Myths of the goddess Ishtar—her descent into the underworld and her meeting with the hero Gilgamesh—are recounted during the play, as are other stories (the most interesting for me was the Babylonian account of the Great Flood). Lewonczyk has evidently done lots of research for this piece, and I certainly learned a lot of provocative stuff about ancient Babylon that I'm glad to have discovered.
But the many loose threads are not tied up satisfyingly. The Prince has an encounter with a mountain girl named Ettu, but the expected lesson in humility never comes; even more tantalizingly, the prophetess Gemekaa has a time-warping meeting with a modern-day U.S. soldier named Tom who is exploring the Mesopotamian ruins in Iraq. I loved the idea of linking what happened then to what is happening now...but the connections are only vaguely alluded to, and the soldier disappears before we understand his purpose in the play.
Babylon Babylon contains chanting and singing and movement; some exciting martial arts-type fight sequences by Qui Nguyen; belly dancing by Amantha May; broad moments of comic relief.

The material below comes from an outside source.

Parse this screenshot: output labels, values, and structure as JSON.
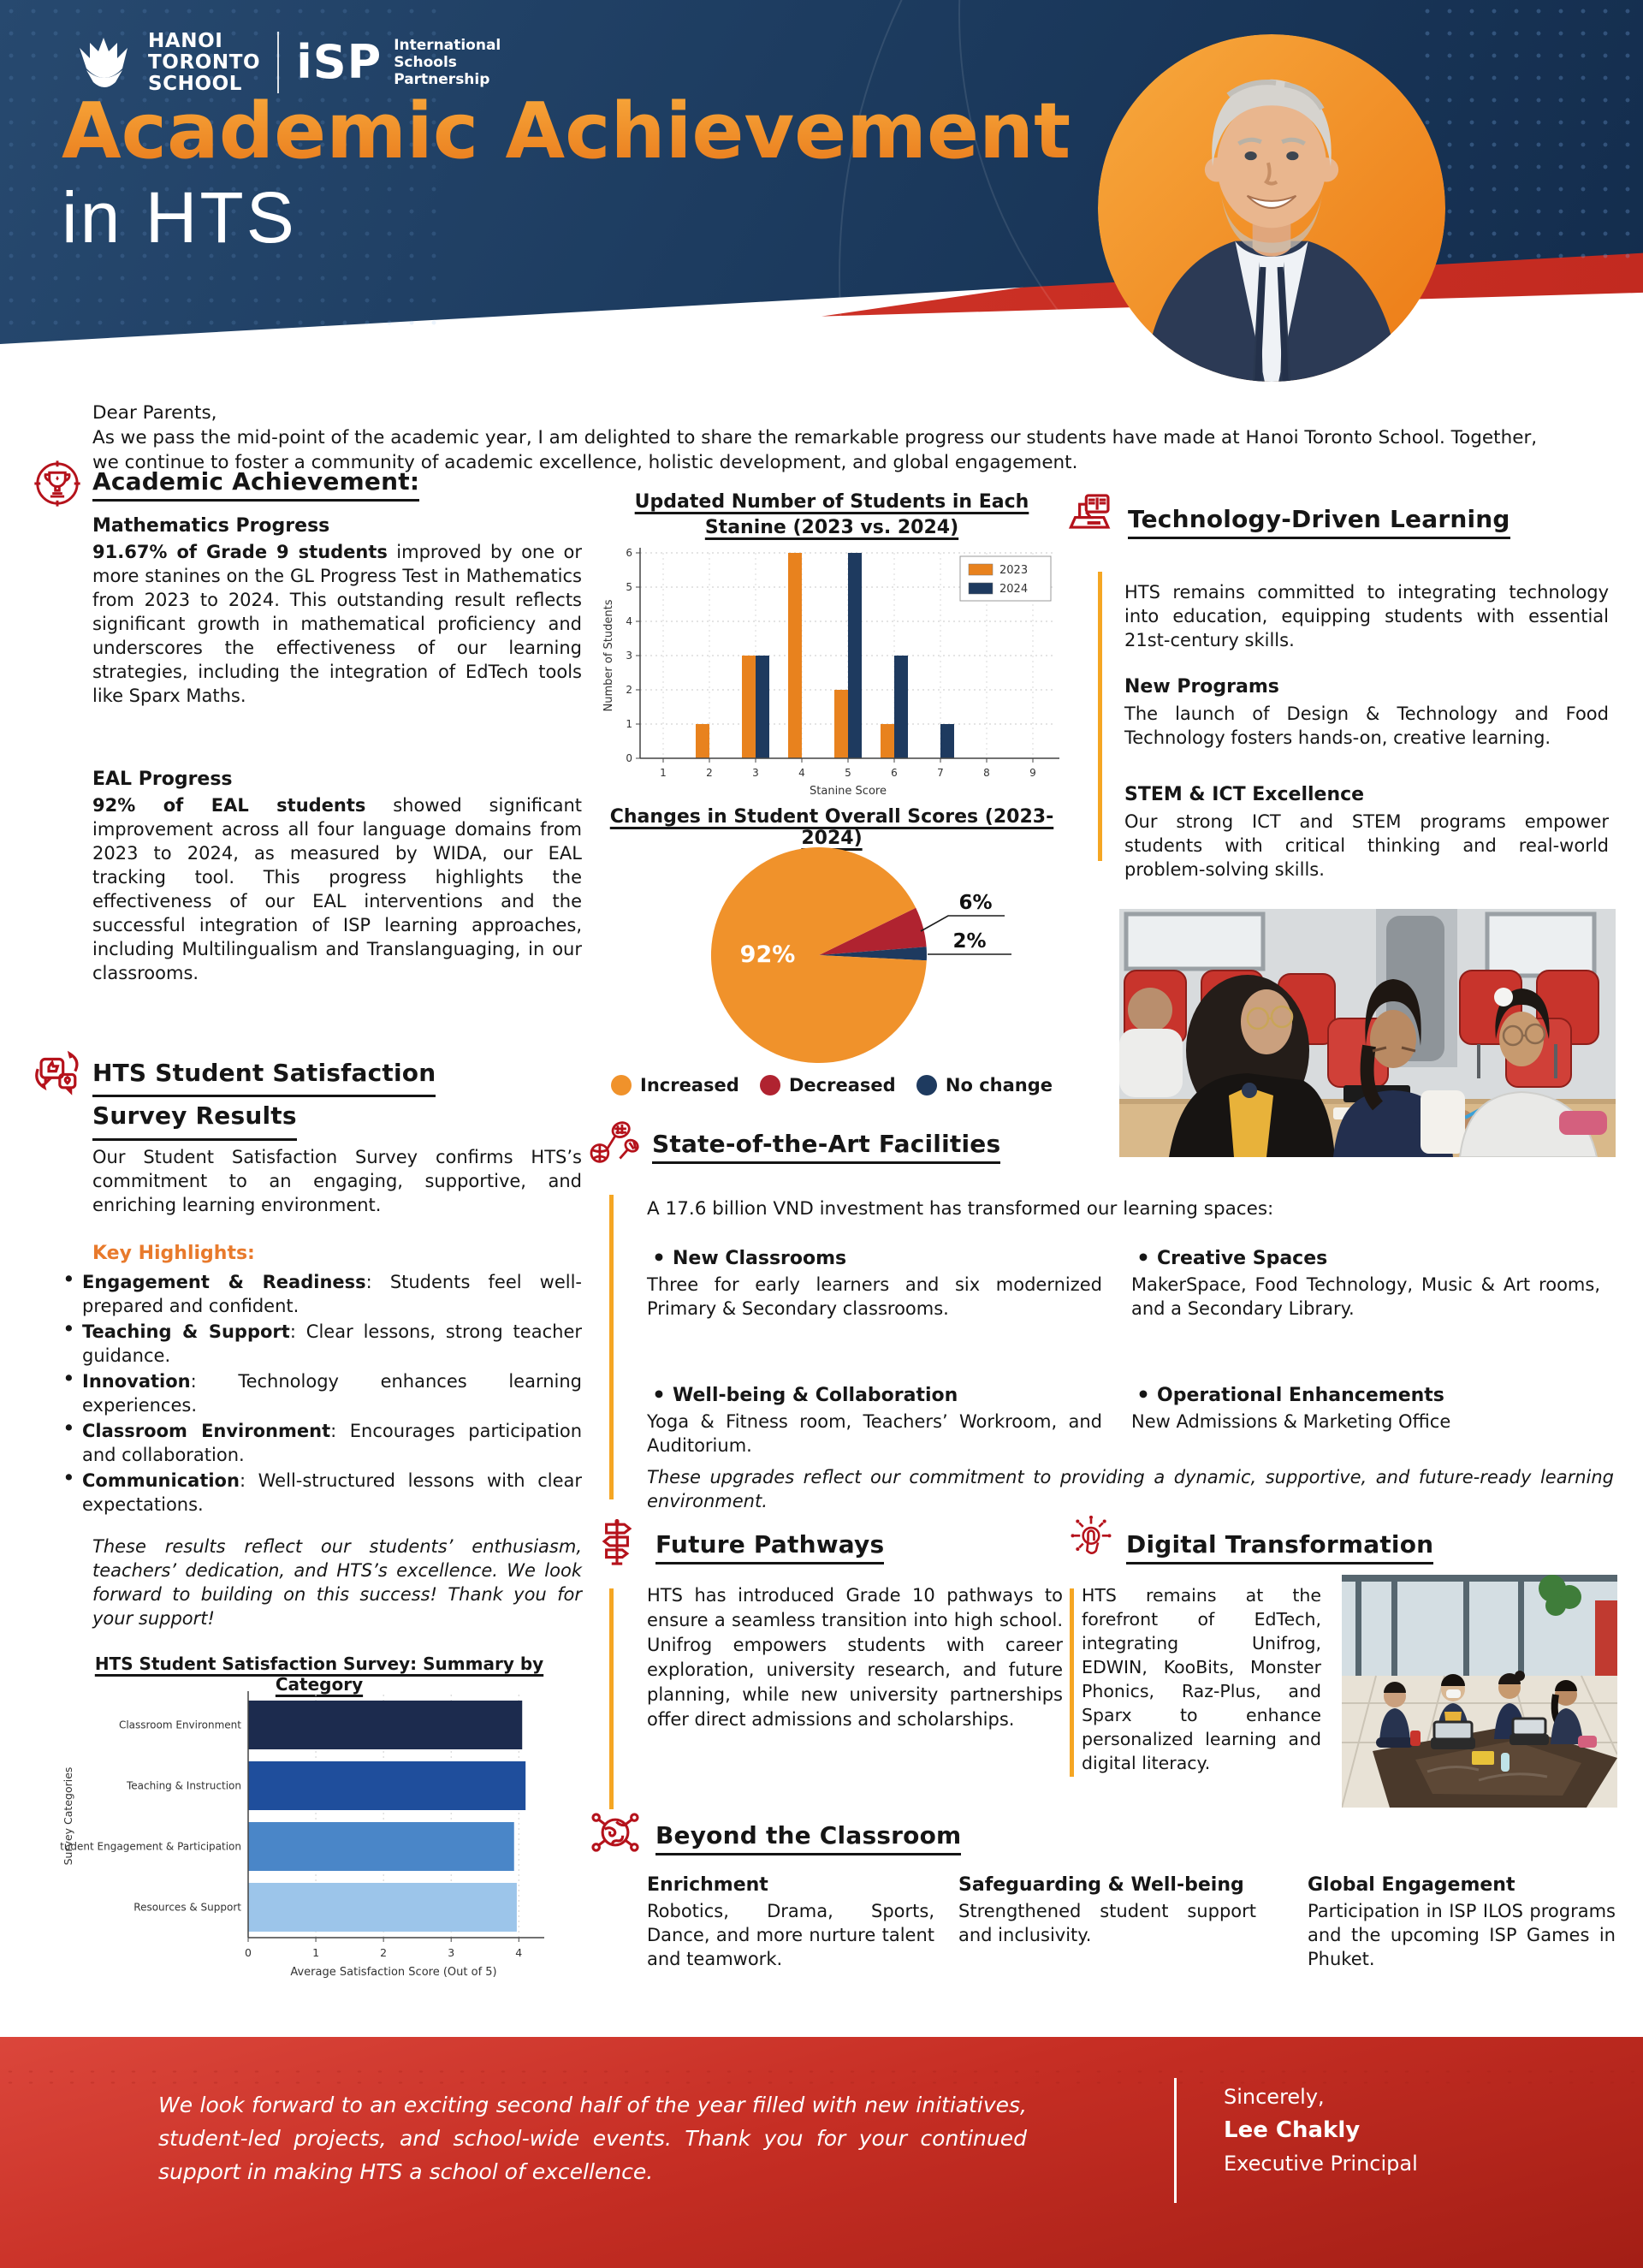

It doesn't contain the one thing you think it might given its setting—all the sex and (presumed) nudity is safely offstage.
Lewonczyk and his designers Jason Robert Bell (production & video), Ian W. Hill (lighting), Julianne Kroboth (costumes), and Dave Shim (sound) have done remarkable work marshaling resources to mount this massive play within the relatively small Brick; kudos particularly to Hill for making the show visible from and in every corner of the space.
The cast includes many frequent collaborators of Lewonczyk and Hill (and many members of nytheatre.com's reviewing squad), along with newcomers. Their commitment and concentration as an ensemble are commendable. Some particularly memorable contributions are made by Maggie Cino as the prophetess (who seems mad, but we know she's not), Heather Lee Rogers as an acolyte of the Ishtar cult, Marguerite French as a stranger who turns out not to be what she seems, Michele Carlo as the wise peddler, Adam Swiderski as a very old man and the American, and Robin Reed, who is absolutely hilarious as the impossibly difficult rich woman (her entrance, reminiscent of Gloria Swanson in Sunset Boulevard, is delicious).
For taking audiences into a historical epoch that we probably know very little about, and for awakening our curiosity about it, Lewonczyk scores big. The mere fact of this odyssey into a place that our drama seldom brings us is what's very best about Babylon Babylon.